Non-GAAP Financial Measures
In addition to the results reported in accordance with GAAP, this press release includes information regarding "Adjusted EBITDA," "segment Adjusted EBITDA" and "commercial margin." Adjusted EBITDA and segment Adjusted EBITDA represent net income attributable to Aleris International and segment net income, respectively, in each case excluding interest income and expense, income taxes, depreciation and amortization, metal price lag, reorganization items, net, unrealized gains and losses on derivative financial instruments, restructuring and impairment charges, the impact of the recording assets at fair value through fresh-start and purchase accounting, currency gains and losses on the translation of indebtedness, stock-based compensation expense, start-up expenses and certain other gains and losses. Metal price lag represents the financial impact of the timing difference between when aluminum prices included within our revenues are established and when aluminum purchase prices included in our cost of sales are established. This lag will, generally, increase our earnings and EBITDA in times of rising primary aluminum prices and decrease our earnings and EBITDA in times of declining primary aluminum prices. We seek to reduce this impact through the use of derivative financial instruments. Metal price lag is net of the realized gains and losses from our derivative financial instruments. We exclude metal price lag from our determination of Adjusted EBITDA because it is not an indicator of the performance of our underlying operations. Commercial margin represents revenues less the hedged cost of metal and the effects of metal price lag.

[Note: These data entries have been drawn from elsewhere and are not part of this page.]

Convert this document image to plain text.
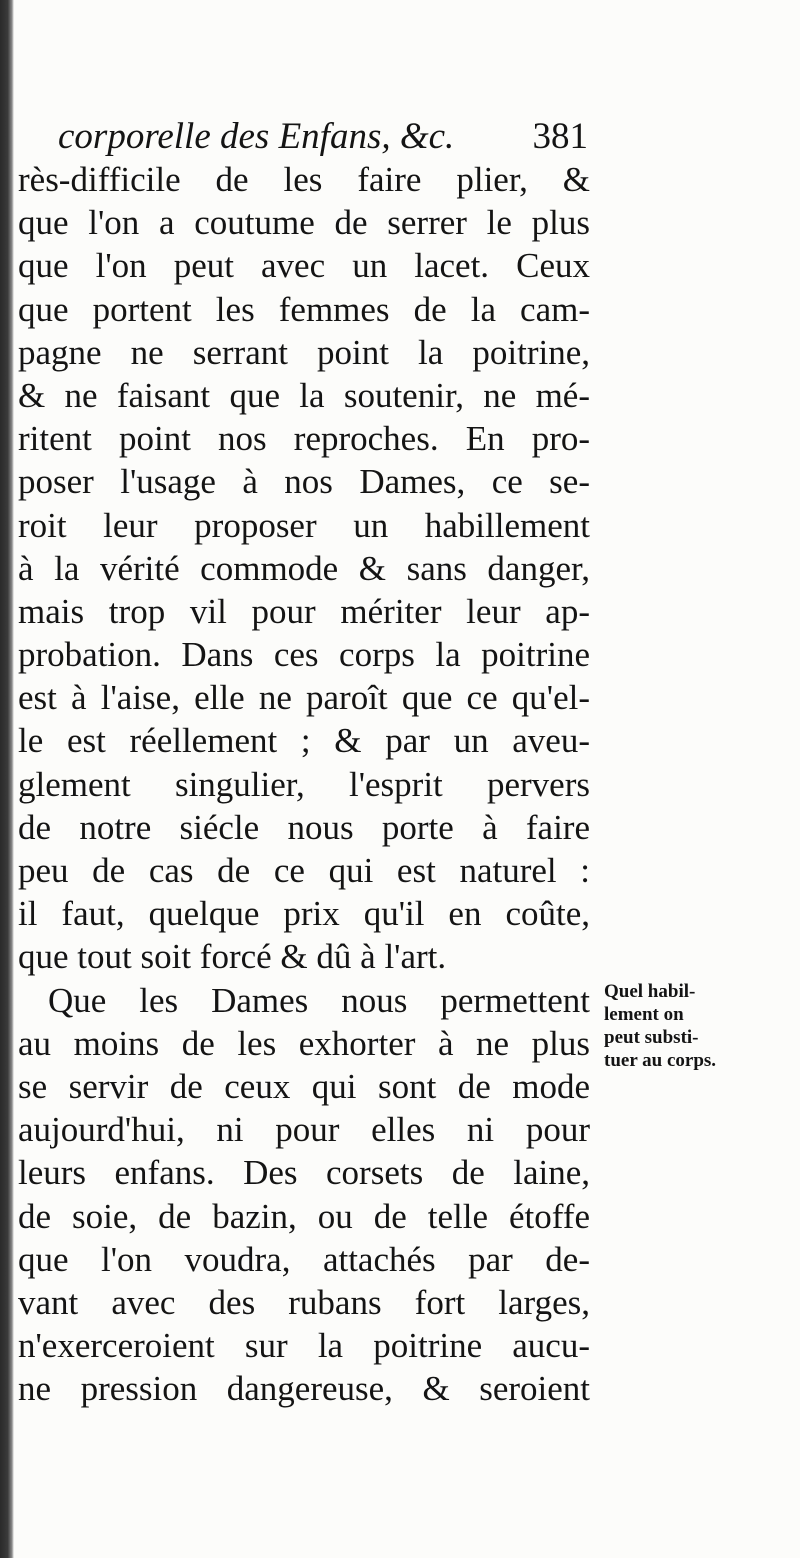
corporelle des Enfans, &c. 381
rès-difficile de les faire plier, &
que l'on a coutume de serrer le plus
que l'on peut avec un lacet. Ceux
que portent les femmes de la cam-
pagne ne serrant point la poitrine,
& ne faisant que la soutenir, ne mé-
ritent point nos reproches. En pro-
poser l'usage à nos Dames, ce se-
roit leur proposer un habillement
à la vérité commode & sans danger,
mais trop vil pour mériter leur ap-
probation. Dans ces corps la poitrine
est à l'aise, elle ne paroît que ce qu'el-
le est réellement ; & par un aveu-
glement singulier, l'esprit pervers
de notre siécle nous porte à faire
peu de cas de ce qui est naturel :
il faut, quelque prix qu'il en coûte,
que tout soit forcé & dû à l'art.
Que les Dames nous permettent
au moins de les exhorter à ne plus
se servir de ceux qui sont de mode
aujourd'hui, ni pour elles ni pour
leurs enfans. Des corsets de laine,
de soie, de bazin, ou de telle étoffe
que l'on voudra, attachés par de-
vant avec des rubans fort larges,
n'exerceroient sur la poitrine aucu-
ne pression dangereuse, & seroient
Quel habil-
lement on
peut substi-
tuer au corps.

Our computation of these non-GAAP measures is likely to differ from the methods used by other companies in computing similarly titled or defined terms. Non-GAAP measures have limitations as analytical tools and should be considered in addition to, not in isolation or as a substitute for, or superior to, our measures of financial performance prepared in accordance with GAAP, including pre-tax income (loss) and net income (loss) attributable to Aleris International, Inc. Investors are encouraged to review the accompanying tables reconciling Adjusted EBITDA, segment Adjusted EBITDA and commercial margin to comparable GAAP amounts. Management uses Adjusted EBITDA and segment Adjusted EBITDA as a performance metric and believes the measure provides additional information commonly used by parties to our revolving credit facility and holders of our 7 5/8% senior notes in understanding the Company's operating results and the ongoing performance of our underlying businesses. In addition, Adjusted EBITDA, including the impacts of metal price lag, is a component of certain covenants under the revolving credit facility and EBITDA, with certain adjustments, is a component of certain covenants under the indenture governing our 7 5/8% senior notes. Management also uses commercial margin as a performance metric and believes that it provides useful information regarding the performance of our segments because it measures the price at which we sell our aluminum products above the hedged cost of metal and the effects of metal price lag, thereby reflecting the value-added components of our commercial activities independent of aluminum prices which we cannot control.
Aleris is a privately-held, global leader in aluminum rolled products and extrusions, aluminum recycling and specification alloy production. Headquartered in Cleveland, Ohio, Aleris operates 41 production facilities in North America, Europe and Asia. For more information, visit www.aleris.com.
The information disclosed in this press release is believed by Aleris to be accurate as of the date hereof. Aleris expressly disclaims any duty to update the information contained in this press release. Persons engaging in any transactions with Aleris or in Aleris's securities are cautioned that there may exist other material information regarding Aleris that is not publicly available.